16. The feature information identification method according to claim 11, wherein the generating an optimal feature information identification model according to the second feature labeling information corresponding to the third unique identifier and the second verification predicted value corresponding to the third unique identifier in each of the continuous training models comprises:

respectively differentiating second feature labeling information corresponding to the third unique identifier and a second verification predicted value corresponding to the third unique identifier corresponding to each continuous training model to generate a difference value corresponding to the third unique identifier in each continuous training model;

summing the difference values in each continuous training model to generate a verification value of the characteristic information identification model corresponding to each continuous training model;

and sequencing the verification values, and taking the feature information identification model corresponding to the minimum verification value as the optimal feature information identification model.

17. The feature information recognition method according to claim 11, wherein the optimal feature information recognition model includes: the preset discrete model and the preset continuous model.

18. The feature information identification method according to any one of claims 1 to 17, wherein the feature information includes: fraud characteristic information.

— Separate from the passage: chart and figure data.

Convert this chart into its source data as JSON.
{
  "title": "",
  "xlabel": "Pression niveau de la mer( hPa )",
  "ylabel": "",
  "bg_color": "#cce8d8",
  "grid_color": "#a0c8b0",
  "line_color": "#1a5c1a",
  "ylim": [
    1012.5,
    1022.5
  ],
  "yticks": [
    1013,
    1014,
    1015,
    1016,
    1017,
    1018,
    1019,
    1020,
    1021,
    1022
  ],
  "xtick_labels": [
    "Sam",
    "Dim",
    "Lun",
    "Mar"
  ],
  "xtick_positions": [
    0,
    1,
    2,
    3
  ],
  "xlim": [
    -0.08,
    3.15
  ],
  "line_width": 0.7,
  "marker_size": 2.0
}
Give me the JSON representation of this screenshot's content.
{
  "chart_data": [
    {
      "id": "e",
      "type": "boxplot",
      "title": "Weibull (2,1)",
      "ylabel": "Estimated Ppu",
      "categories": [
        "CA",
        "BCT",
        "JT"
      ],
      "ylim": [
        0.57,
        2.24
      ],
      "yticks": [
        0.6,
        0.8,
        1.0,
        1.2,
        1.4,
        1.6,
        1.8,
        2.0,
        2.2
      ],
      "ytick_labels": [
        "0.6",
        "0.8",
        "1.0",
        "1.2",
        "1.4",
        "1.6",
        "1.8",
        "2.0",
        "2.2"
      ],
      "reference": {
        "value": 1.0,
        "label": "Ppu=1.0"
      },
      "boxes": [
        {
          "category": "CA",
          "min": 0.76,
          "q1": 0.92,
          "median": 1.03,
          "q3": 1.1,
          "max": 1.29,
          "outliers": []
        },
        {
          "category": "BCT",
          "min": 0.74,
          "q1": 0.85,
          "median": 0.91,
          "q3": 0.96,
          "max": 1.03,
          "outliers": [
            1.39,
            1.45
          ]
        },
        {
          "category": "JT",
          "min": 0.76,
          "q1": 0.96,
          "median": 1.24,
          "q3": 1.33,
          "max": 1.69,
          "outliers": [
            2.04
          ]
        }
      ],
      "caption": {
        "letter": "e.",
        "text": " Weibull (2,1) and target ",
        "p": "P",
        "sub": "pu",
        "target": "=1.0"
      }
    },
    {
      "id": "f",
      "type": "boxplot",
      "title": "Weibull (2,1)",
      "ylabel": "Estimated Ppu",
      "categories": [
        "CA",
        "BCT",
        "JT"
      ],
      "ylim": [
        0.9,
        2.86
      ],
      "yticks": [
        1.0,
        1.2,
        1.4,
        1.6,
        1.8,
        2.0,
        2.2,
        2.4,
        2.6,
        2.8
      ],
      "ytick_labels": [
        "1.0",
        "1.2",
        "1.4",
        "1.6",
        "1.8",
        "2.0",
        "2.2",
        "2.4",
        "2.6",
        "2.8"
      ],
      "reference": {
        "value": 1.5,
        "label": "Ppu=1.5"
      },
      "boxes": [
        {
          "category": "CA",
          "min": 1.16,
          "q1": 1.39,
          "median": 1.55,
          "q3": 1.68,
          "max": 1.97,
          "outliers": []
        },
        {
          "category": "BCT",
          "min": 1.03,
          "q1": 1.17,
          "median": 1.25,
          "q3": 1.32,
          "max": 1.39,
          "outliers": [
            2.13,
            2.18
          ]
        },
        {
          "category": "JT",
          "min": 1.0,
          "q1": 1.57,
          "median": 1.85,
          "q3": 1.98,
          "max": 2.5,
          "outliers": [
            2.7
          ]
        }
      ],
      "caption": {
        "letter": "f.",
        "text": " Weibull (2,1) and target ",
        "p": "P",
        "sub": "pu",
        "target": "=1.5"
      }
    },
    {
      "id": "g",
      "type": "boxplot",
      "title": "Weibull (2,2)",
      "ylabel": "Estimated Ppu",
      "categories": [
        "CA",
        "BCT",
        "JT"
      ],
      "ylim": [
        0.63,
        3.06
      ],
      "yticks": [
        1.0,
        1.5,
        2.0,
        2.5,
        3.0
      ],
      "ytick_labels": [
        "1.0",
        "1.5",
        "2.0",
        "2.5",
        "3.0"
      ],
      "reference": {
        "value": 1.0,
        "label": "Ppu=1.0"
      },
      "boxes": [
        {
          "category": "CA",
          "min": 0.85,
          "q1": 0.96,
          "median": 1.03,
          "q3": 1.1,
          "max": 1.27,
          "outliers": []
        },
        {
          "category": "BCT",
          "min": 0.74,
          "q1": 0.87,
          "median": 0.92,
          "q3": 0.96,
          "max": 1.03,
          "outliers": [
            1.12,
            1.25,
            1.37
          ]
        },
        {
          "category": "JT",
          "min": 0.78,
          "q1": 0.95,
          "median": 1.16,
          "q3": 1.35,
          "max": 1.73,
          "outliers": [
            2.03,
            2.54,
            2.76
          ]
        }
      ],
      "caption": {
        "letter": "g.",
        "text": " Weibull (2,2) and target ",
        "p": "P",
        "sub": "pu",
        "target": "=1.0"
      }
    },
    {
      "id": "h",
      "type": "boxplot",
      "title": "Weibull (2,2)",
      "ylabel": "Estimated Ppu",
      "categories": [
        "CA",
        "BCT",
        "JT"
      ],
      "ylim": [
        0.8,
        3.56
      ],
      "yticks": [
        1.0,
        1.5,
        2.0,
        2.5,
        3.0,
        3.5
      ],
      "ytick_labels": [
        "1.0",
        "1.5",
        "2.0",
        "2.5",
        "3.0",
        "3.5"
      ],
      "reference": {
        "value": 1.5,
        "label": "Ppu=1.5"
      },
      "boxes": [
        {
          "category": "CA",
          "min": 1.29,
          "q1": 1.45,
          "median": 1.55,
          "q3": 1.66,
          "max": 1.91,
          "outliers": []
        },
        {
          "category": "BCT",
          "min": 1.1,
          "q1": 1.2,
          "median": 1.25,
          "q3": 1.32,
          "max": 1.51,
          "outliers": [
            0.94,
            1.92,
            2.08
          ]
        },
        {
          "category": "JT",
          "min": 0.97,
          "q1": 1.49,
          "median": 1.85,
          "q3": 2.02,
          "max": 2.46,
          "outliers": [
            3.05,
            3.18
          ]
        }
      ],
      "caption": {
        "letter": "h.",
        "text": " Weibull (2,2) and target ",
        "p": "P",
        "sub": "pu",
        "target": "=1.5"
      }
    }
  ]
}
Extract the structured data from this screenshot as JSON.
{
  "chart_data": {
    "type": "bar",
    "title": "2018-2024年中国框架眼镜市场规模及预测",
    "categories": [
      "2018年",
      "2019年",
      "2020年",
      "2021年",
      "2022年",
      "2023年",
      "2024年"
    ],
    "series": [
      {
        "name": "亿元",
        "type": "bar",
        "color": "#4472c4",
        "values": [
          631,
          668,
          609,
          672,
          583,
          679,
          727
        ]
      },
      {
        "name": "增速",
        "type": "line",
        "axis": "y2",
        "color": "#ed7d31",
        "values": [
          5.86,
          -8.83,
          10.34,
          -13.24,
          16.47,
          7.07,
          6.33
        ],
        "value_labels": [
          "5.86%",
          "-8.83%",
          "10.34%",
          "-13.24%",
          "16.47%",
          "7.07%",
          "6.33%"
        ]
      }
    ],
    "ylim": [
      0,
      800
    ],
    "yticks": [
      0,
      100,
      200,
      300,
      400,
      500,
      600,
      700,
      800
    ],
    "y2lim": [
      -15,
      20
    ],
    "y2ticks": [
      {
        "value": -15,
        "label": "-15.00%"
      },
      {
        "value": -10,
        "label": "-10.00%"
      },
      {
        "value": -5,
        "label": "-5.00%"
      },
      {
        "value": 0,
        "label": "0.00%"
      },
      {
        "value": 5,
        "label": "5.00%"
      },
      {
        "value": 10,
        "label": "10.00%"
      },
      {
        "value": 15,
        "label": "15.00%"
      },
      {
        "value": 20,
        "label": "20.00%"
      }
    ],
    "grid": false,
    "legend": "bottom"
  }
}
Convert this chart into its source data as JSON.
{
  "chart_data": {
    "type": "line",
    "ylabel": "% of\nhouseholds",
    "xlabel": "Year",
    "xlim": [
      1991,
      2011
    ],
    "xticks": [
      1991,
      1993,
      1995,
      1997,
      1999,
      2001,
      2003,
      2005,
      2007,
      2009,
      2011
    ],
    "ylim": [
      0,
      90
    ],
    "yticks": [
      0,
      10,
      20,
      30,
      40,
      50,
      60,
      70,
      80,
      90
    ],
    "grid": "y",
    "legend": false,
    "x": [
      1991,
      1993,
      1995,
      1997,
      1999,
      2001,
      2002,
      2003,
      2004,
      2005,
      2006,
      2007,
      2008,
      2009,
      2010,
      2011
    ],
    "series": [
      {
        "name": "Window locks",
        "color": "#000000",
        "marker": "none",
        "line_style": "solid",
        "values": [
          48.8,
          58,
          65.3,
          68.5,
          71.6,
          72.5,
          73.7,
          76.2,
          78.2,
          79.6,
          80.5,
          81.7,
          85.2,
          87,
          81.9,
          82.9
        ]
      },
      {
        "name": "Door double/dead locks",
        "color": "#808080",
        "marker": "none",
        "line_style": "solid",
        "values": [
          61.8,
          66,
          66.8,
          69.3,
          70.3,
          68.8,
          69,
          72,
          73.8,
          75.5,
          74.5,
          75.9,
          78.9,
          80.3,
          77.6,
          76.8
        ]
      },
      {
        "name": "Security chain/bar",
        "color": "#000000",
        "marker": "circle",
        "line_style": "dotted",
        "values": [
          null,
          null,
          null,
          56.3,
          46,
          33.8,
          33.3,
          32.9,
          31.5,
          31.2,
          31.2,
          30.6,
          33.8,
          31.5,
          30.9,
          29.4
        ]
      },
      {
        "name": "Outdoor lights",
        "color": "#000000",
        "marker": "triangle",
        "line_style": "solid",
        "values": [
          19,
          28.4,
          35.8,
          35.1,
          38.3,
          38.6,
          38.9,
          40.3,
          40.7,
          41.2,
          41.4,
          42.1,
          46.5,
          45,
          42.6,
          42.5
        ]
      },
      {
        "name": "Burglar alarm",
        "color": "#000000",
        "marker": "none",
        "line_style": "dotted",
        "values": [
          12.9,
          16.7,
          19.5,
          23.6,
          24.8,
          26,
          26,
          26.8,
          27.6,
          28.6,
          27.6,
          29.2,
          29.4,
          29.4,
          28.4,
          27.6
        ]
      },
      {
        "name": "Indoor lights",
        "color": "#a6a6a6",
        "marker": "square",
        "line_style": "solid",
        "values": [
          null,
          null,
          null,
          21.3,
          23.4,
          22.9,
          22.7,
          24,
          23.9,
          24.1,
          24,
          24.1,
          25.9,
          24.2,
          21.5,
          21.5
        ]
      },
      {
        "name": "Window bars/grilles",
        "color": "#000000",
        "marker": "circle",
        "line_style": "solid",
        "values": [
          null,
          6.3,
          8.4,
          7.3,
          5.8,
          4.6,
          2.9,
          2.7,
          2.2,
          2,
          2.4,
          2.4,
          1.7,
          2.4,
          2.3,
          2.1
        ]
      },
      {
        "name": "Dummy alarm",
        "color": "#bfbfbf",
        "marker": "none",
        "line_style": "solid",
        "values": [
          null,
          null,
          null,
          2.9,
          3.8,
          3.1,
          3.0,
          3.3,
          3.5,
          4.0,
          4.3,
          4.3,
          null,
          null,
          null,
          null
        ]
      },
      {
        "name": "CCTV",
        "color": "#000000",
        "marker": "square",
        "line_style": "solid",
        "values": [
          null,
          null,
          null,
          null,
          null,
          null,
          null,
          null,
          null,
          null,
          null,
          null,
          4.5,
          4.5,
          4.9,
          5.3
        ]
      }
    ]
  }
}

19. A characteristic information identification system, characterized by comprising:

20. An electronic device comprising a memory, a processor and a computer program stored on the memory and executable on the processor, characterized in that the steps of the method for recognizing characteristic information according to any one of claims 1 to 18 are implemented when the processor executes the program.

21. A computer-readable storage medium, on which a computer program is stored, which, when being executed by a processor, carries out the steps of the characteristic information identification method of any one of claims 1 to 18.